The large line was waiting to pay a small devotion of 100 yen, give reverence to the shrine, ring the bell, and say a short prayer for the new year. Finally, to one side, people could buy a New Year fortune to see what kind of year you were likely to have. Then most people tied their fortune to the small low branches of a nearby tree. (I kept mine as a souvenir, as that was how I saw it. If you are curious, I got the best possible fortune, saying I would have a small trouble in the beginning of the year that would turn out to be nothing. Then everything would be wonderful after that.)


After taking our turn at the front of the line, we each got a small cup of the sake. While sipping at them, I took a turn at the drum, Ayako and her family talked to some neighbors, and I got my fortune. We tarried in the warmth of the fire a moment more, and then made the short walk home to get ready for bed.

The next morning, Ayako and I slept late, until about 11 am. (The black out sliding doors and windows on her room had fooled me into thinking it was still night time.) By the time I was dressed and downstairs, the table was beautifully set with gorgeous lacquerware and the special New Years knots and other decorations. Red and White are the colors of the day. Just before we ate, the family gave me a present, which was very sweet of them to do, of a Japanese kimono-silk purse. I learned that it is common for children to get gifts of money on New Years morning from their parents and friends of the family. Then it was time for the traditional New Years Day meal.
I think this is a good time to mention that in a traditional Japanese daily menu, there is little difference between what is set before you at breakfast, lunch, or dinner, except to say that breakfast and lunch are the larger meals, while dinner is smaller. But the selection of food is about the same. I should note that many people in modern Japan, with it's embrace of Western influences, have cereal or pancakes, or the like for breakfast now.
A traditional Japanese New Year's Day meal starts with a small amount of (very tasty) herb flavored sake. Then a box about 1 foot square is set on the table. This is called Osechi Ryori.



It is three tiers of the same size and a lid. In the bottom tier were boiled potatoes, a kind of yam, carrots, green beans, lotus roots, and some thick noodles. In the middle tier held prawn (Ayako's favorite), roast beef, sour flavored fish, sweet flavored fish, more fish and some more fish. The top tier had all kinds of sweets: gelatins, rolled sweets, and sweet beans.

As the meal ended, Ayako's family read the nengajo they hadgotten in the mail. Nengajo is the name for special cards sent before the holiay that the post office delivers special on New Year's Day. (I should have written many, but you know how holidays tend to sneak up on Americans, or at least on me.)

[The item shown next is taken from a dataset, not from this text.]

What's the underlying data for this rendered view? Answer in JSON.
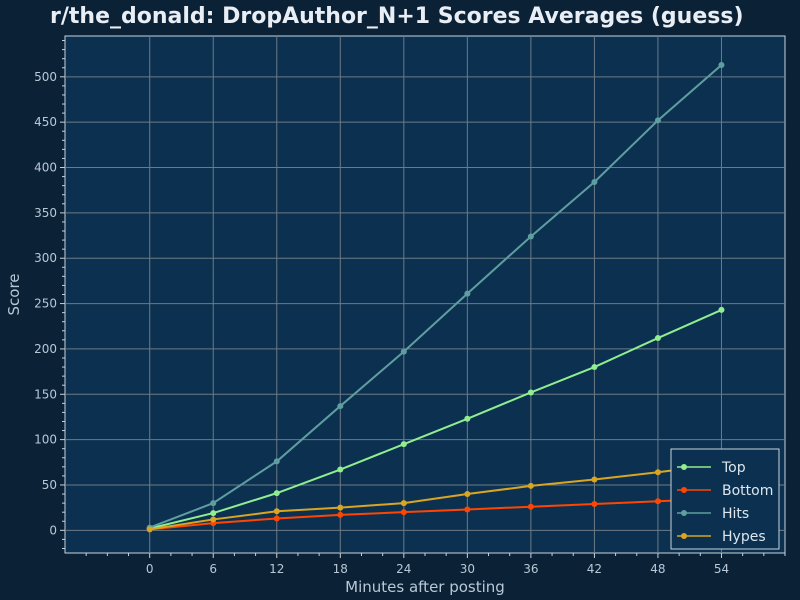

Later Ayako and her mother taught me how to play an easier version of a New Years card game called bouzumekuri. We played about 3 times while drinking tea and eating a few chocolates. I really enjoyed spending the time with Ayako and her mom.

Not too much later, it was time for me to go home. The family insisted that I come to visit them again. I am sure I will, as long as they do me the honor of coming to eat at my apartment sometime, too. Then, Mr. Kobayashi was very kind and drove me home instead of my having to navigate the trains, which didn't run as often on the holiday.

The next two days, January 2nd and 3rd, are extended New Years holiday and are mostly days of visiting relatives and resting in Japan. Most shops and businesses are closed.